All you have to do is be a little reckless, bold and indifferent towards women to see a dramatic change in how they respond to you.

For instance.. I can recall a few weekends ago when I went clubbing and asked this girl to dance. She said "NO" because she was tired and her feet hurt :rolleyes: . So what did I do? I grabbed her hand and dragged her to the dance floor ANYWAY. Next thing you know she is grinding on me and all over me. :)

There are thousands of examples like this. I don't care what the woman wants.. I just care what I want. I'm usually rewarded for this selfish outlook more than the kinder beta faggots.
WORD... Certain girls - which I believe Frat is going after - are ALL about the lust, excitement, quick thrills (ie, sex), aggression, and uncertainty. Even if that means trouble, drama, chaos, etc. A lot of these girls get turned off REAL QUICK if you act shy, insecure, uncertain, PREDICTABLE, and "nice" - because they're not that way themselves. Nor do they give a damn about qualities that actually matter, or how genuine and decent you are.... because, again, they aren't decent themselves. They're bold, out-going, aggressive, flirtacious, "in-demand", FAKE, egotistical... otherwise they wouldn't be teasing him as they do. Nice, shy, homely girls don't act this way.
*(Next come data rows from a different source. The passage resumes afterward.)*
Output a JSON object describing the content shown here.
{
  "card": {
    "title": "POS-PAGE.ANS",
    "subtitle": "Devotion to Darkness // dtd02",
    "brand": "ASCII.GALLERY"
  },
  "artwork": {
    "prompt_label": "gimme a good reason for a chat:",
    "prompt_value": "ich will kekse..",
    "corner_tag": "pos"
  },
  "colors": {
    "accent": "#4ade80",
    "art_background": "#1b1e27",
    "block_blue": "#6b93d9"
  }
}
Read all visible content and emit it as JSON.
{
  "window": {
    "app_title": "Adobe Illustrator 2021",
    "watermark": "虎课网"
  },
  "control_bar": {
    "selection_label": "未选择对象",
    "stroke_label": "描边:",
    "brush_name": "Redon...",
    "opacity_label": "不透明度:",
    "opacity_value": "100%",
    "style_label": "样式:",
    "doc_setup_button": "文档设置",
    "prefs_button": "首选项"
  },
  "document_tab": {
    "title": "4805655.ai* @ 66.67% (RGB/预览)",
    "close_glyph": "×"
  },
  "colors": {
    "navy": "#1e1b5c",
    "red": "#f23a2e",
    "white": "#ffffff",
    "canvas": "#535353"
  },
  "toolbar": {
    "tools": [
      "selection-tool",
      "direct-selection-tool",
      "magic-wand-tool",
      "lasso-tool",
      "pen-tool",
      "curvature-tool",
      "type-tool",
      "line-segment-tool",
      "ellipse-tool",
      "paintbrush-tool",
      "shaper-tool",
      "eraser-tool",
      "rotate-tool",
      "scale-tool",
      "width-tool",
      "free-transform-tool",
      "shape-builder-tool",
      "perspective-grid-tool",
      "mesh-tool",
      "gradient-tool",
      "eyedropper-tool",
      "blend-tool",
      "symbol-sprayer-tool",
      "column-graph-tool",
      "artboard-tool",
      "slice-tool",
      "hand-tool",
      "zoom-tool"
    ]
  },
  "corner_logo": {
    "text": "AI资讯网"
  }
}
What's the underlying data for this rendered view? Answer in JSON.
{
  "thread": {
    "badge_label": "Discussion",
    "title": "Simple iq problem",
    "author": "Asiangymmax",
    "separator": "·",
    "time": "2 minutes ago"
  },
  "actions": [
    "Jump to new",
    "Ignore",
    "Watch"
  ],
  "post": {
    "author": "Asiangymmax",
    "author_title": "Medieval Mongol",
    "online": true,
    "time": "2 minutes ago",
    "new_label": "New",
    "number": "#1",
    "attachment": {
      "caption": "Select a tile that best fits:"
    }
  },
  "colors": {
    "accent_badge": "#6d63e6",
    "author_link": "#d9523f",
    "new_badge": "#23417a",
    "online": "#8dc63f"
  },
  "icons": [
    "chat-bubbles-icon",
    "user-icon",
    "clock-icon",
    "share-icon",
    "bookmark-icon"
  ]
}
Only the cliquey, stuck up ones do... the ones all about being social and popular; dress to impress; approach and flirt; receive a lot of attention; frequenting bars, parties, and "frats"... you know the drill.

If you want to attract them - you have to BE like them, and NOT believe their claims when they whine and complain about everyone being "jerks" and "man wh0res". It's what they are, attract, and seek after. For the most part, you don't even get to know these bishes on a deeper level, since they're shallow anyway. They only THINK they're classy and sophisticated (see: delusional entitlement), when they're just dumb and annoying. Certainly don't sympathize with these types, or assume them to be afraid and misunderstood, and all that jazz.

As always, words vs actions; pay attention to who they REALLY are, and what they REALLY respond to; if what you're doing (ie, being proper) isn't working with these girls - try something else.